The government bans sex education in Karnataka’s schools
Bangalore (AsiaNews) – The main aim of the project entitled “Life skill module”, proposed for the schools in Karnataka, was to introduce children between the ages of six and twelve years to sex education, in efforts to contain the spread of the HIV/AIDS virus. The programme put forward by the Union Government in cooperation with the National Council for Education Research and Training (NCERT) and the National AIDS Control Organisation (NACO), has been blocked by he Prime Minister of the Indian state.
Minister for Primary and Secondary Education Basavaraj S. Horatti says that the Karnataka government does not want the programme introduced, although it may help prevent AIDS spreading because it may traumatize children of such a tender age. “In today's world, - he said - we need moral education and not sex education”.
Prior to the Minister’s rejection ,the All-India Mahila Samskrutika Sanghatane (AIMSS) and the All-India Democratic Students Organisation (AIDSO) had called for a debate involving parents, teachers, educationists and psychologists on the issue before "experimenting" with young minds in this manner.
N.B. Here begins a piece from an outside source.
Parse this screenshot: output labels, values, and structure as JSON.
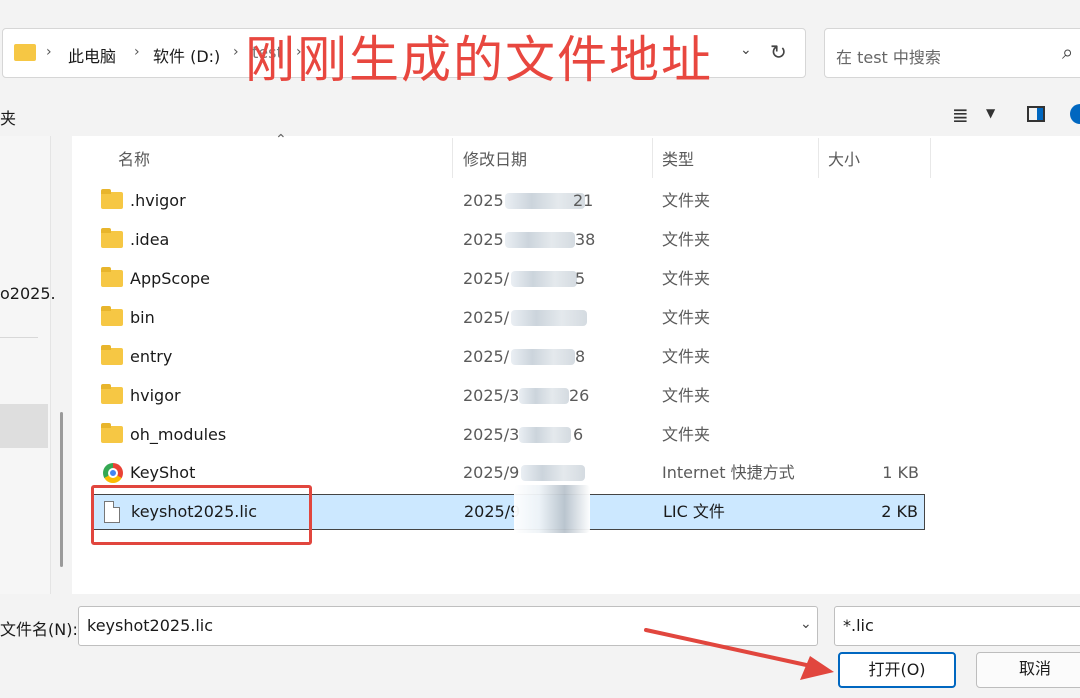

The Aparna B.R., secretary of the State unit of the AIMSS told press in Bangalore that owing to the influence of UNICEF and condom and contraceptive-manufacturing companies, the Union Government had taken a decision to introduce sex education in higher primary and high schools. It believed that the programme would help children learn about the human body and create awareness about AIDS.
With more than 4.5 million people infected by HIV, the virus that causes AIDS, India has become the world's second largest hub of the disease. That means that while India has the second-largest population of HIV sufferers after South Africa
Speaking to AsiaNews, the spokesperson for the Indian Bishops conference’s commission for pastoral health care, Msgr Bernard Moras, Archbishop of Bangalore said “I think that sex education should be reserved for secondary schools and university; children who are so young could be unprepared for such a topic. It should be the family who teach children respect for life and the human body, starting from when they are young gradually and according to the needs of their age”.
“Unfortunately mass media and magazines are sending out the wrong messages to our young people which have absolutely nothing to do with a positive approach to this type of education. In Catholic schools we have sexual, moral and ethical education programmes for our secondary students. Teaching values must be an integral part of our whole education system, it is of the greatest importance in forming the personality and character of the students and the Catholic schools help the younger generations to do so by teaching them moral and ethical values”.